Editoria

Inpgi, Conte chiude alla garanzia pubblica e ControCorrente tuona: “La truffa del polo del rancore”

La conferenza stampa di fine anno è stata l’occasione, per il presidente del consiglio Giuseppe Conte, di mostrare i piani per il risanamento dell’Inpgi. Nelle risposte ai giornalisti, il premier ha cassato l’ipotesi di una garanzia pubblica e ha ribadito la necessità e l’impegno a individuare strategie per l’allargamento della platea contributiva all’istituto nazionale di previdenza per i giornalisti italiani.

Il presidente Conte ha chiesto all’Inpgi di “camminare sulle sue gambe” e si è impegnato a trovare metodi e aperture per garantire all’ente di superare le drammatiche condizioni economiche in cui versa.

La posizione del premier ha trovato pieno consenso nel gruppo di maggioranza dell’Inpgi. I giornalisti che si riconoscono nelle insegne di ControCorrente, subito dopo la dichiarazione esposta da Conte, hanno immediatamente licenziato una durissima nota polemica in cui non hanno lesinato accuse sanguinose, tanto al presidente del consiglio nazionale dell’Ordine dei giornalisti, Carlo Verna, quanto ai “colleghi” della minoranza. Tutti accusati di “truffa” e di rappresentare “il polo del rancore”. Nella nota l’atto di accusa: “La truffa del polo del rancore, ossia illudere i colleghi di poter ottenere la garanzia pubblica per i conti dell’Inpgi, è stata smascherata dalle parole del premier Conte, pronunciate durante la conferenza stampa di fine anno organizzata dall’Ordine dei giornalisti”.

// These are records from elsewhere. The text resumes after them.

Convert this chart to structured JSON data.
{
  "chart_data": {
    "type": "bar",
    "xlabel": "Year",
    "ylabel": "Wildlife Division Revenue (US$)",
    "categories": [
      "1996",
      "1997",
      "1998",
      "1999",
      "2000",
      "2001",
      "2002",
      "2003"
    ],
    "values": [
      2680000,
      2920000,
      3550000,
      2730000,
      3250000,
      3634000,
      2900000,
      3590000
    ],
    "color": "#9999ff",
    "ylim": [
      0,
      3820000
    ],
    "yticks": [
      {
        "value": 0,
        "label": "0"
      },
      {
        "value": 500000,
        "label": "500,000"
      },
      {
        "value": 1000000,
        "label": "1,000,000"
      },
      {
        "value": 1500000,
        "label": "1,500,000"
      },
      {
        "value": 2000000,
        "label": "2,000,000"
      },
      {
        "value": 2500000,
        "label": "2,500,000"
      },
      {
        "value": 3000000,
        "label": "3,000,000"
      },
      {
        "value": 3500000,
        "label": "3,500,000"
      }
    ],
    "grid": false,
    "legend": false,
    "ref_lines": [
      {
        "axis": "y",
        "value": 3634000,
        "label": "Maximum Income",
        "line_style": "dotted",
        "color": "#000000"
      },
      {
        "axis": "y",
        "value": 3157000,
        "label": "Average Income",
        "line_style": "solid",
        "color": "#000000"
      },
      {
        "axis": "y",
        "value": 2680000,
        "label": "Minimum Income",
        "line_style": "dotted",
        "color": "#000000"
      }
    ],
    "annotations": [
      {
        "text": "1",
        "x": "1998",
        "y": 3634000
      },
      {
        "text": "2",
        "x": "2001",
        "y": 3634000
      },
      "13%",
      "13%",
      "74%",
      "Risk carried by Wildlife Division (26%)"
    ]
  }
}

E quindi, en passant, un velenoso riferimento all’appello dei “direttori” che nelle scorse settimane avevano chiesto chiarezza e responsabilità sul futuro Inpgi: “L’operazione verità è durata appena 14 minuti. Giusto il tempo dell’introduzione del presidente dell’Ordine nazionale Carlo Verna,  che ha rilanciato la petizione che alcuni colleghi ipergarantiti, per lo più titolari di pensioni e stipendi con molti zeri, e lo stesso Ordine come istituzione hanno inviato al Capo dello Stato Sergio Mattarella, tornando a chiedere la garanzia pubblica dello Stato per l’Istituto di previdenza dei giornalisti; e le poche parole con cui il premier Conte pubblicamente, davanti alla platea di giornalisti, ha ribadito che “La legge lo proibisce”, ma che “possiamo auspicare che si allarghi la base della platea contributiva ai comunicatori e si riesca a costruire un equilibrio finanziario ed economico che consenta all’Inpgi di camminare con le gambe proprie. Dobbiamo lavorare insieme”.

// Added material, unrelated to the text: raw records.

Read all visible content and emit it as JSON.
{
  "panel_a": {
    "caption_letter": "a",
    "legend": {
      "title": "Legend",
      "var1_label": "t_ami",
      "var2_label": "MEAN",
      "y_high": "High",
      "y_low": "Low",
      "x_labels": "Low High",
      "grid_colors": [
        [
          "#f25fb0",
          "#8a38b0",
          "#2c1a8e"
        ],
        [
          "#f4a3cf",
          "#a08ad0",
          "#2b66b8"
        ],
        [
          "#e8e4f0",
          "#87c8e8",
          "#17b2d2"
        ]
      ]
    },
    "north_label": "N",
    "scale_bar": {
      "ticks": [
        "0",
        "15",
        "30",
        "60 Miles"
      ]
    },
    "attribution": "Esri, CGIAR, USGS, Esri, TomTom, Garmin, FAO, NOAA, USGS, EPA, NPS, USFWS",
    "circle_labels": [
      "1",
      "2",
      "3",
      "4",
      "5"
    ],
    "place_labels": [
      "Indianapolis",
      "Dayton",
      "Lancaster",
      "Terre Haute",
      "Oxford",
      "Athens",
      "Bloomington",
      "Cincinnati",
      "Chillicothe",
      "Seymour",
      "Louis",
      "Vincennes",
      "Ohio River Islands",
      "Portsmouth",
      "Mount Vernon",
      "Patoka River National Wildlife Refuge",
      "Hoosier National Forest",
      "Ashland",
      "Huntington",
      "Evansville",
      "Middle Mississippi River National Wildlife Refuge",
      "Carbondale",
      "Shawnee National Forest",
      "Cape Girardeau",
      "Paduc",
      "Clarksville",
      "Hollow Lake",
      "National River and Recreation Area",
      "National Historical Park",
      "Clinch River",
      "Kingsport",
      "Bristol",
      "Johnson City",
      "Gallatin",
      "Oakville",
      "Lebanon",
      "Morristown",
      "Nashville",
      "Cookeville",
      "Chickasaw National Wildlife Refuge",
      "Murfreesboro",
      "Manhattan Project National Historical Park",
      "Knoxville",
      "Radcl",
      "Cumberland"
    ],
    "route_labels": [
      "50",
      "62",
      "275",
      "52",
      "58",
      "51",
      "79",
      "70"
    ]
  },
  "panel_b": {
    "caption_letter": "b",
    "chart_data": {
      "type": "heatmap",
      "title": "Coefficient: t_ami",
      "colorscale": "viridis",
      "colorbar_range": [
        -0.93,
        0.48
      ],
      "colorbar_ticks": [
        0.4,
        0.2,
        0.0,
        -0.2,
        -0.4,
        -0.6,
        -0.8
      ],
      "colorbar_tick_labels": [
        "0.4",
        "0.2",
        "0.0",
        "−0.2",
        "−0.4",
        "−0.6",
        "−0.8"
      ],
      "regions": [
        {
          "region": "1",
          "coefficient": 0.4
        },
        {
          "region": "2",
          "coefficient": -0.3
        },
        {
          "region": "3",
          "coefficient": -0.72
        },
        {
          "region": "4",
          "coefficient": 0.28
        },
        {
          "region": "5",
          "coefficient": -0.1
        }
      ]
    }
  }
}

Ma non è tutto, perché da Controcorrente piove uno tsunami di accuse: “Certo,  sorprende sempre spiacevolmente ascoltare il presidente dell’Ordine Carlo Verna usare come foglia di fico i problemi dei precari; mescolare temi di importanza vitale per la categoria, come l’equo compenso e la sacrosanta lotta al precariato con la morte di Maradona e Paolo Rossi (tutto fa brodo), il risibile appello al Presidente della Repubblica e l’imbarazzante e offensivo caso del digital divide per i pensionati che non sono in grado di utilizzare la Pec.  Ed è impossibile non sottolineare come Verna, che pure è stato segretario dell’Usigrai, nel suo discorso non abbia speso una parola per la Rai, sull’esigenza di una riforma e sull’urgenza di una nuova legge”.

E quindi: “Neppure di fronte al governo e alla gravità della situazione della categoria, attraversata dalla crisi più profonda della sua esistenza, alle prese quotidianamente con la sopravvivenza di testate storiche e le difficoltà che anche le esperienze editoriali on line più moderne stanno sperimentando, il presidente Verna riesce a ricoprire con dignità il suo ruolo. Anzi, in diretta tv, trova pure il tempo per togliere la parola ad una collega che stava incalzando il presidente Conte con una domanda, invocando l’intervento dei commessi”.

Infine la chisura: “Spiace sapere che l’appello truffa inviato al presidente della Repubblica sia stato firmato da Verna non individualmente, ma come presidente dell’Ordine, coinvolgendo in una figuraccia in diretta televisiva, condita da inutili richiami legislativi, tutti i giornalisti italiani. Di questo dovrebbe chiedere scusa e agire di conseguenza. Ma, come sempre, non lo farà perché, in prorogatio da mesi, è troppo impegnato a tenersi stretta la poltrona”.